I use Fortran to do some scientific computation. I use HPC. As we know, when we submit jobs in a HPC job scheduler, we also specify the wall clock time limit for our jobs. However, when the time is up, if the job is still writing output data, it will be terminated and it will cause some 'NUL' values in the data, causing trouble for the post-processing:
So, could we set an internal mechanism that our job can stop itself peacefully some time before the end of HPC allowance time?
Related Question: How to skip reading "NUL" value in MATLAB's textscan function?
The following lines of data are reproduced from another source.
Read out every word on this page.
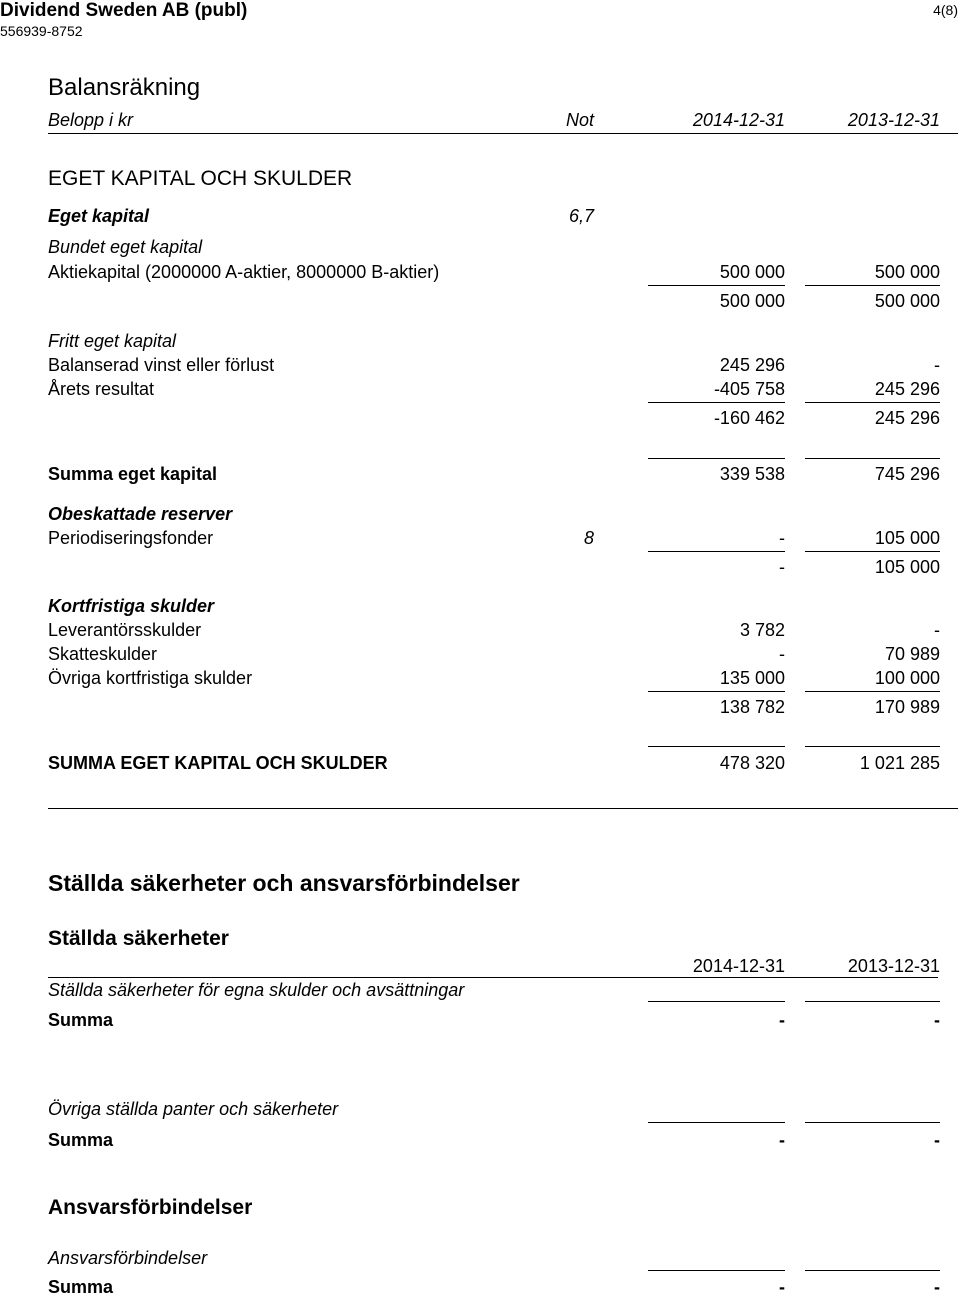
Dividend Sweden AB (publ)
556939-8752
4(8)
Balansräkning
Belopp i kr	Not	2014-12-31	2013-12-31
EGET KAPITAL OCH SKULDER
Eget kapital	6,7
Bundet eget kapital
Aktiekapital (2000000 A-aktier, 8000000 B-aktier)	500 000	500 000
500 000	500 000
Fritt eget kapital
Balanserad vinst eller förlust	245 296	-
Årets resultat	-405 758	245 296
-160 462	245 296
Summa eget kapital	339 538	745 296
Obeskattade reserver
Periodiseringsfonder	8	-	105 000
-	105 000
Kortfristiga skulder
Leverantörsskulder	3 782	-
Skatteskulder	-	70 989
Övriga kortfristiga skulder	135 000	100 000
138 782	170 989
SUMMA EGET KAPITAL OCH SKULDER	478 320	1 021 285
Ställda säkerheter och ansvarsförbindelser
Ställda säkerheter
2014-12-31	2013-12-31
Ställda säkerheter för egna skulder och avsättningar
Summa	-	-
Övriga ställda panter och säkerheter
Summa	-	-
Ansvarsförbindelser
Ansvarsförbindelser
Summa	-	-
After realizing what you are asking I found out that I implemented similar functionality in my program very recently (commit https://bitbucket.org/LadaF/elmm/commits/f10a1b3421a3dd14fdcbe165aa70bf5c5001413f). But I still have to set the time limit manually.
The most important part:
time_stepping%clock_time_limit
is the time limit in seconds. Count the number of system clock ticks corresponding to that:
call system_clock(count_rate = timer_rate)
call system_clock(count_max = timer_max_count)
timer_count_time_limit = int( min(time_stepping%clock_time_limit &
* real(timer_rate, knd), &
real(timer_max_count, knd) * 0.999_dbl) &
, dbl)
Start the timer
call system_clock(count = time_steps_timer_count_start)
Check the timer and exit the main loop with error_exit
set to .true.
if the time is up
if (mod(time_step,time_stepping%check_period)==0) then
if (master) then
error_exit = time_steps_timer_count_2 - time_steps_timer_count_start > timer_count_time_limit
if (error_exit) write(*,*) "Maximum clock time exceeded."
end if
MPI_Bcast the error exit to other processes
if (error_exit) exit
end if
Now, you may want to get the time limit from your scheduler automatically. That will vary between different job scheduling softwares. There will be an environment variable like $PBS_WALLTIME
. See Get walltime in a PBS job script but check your scheduler's manual.
You can read this variable using GET_ENVIRONMENT_VARIABLE()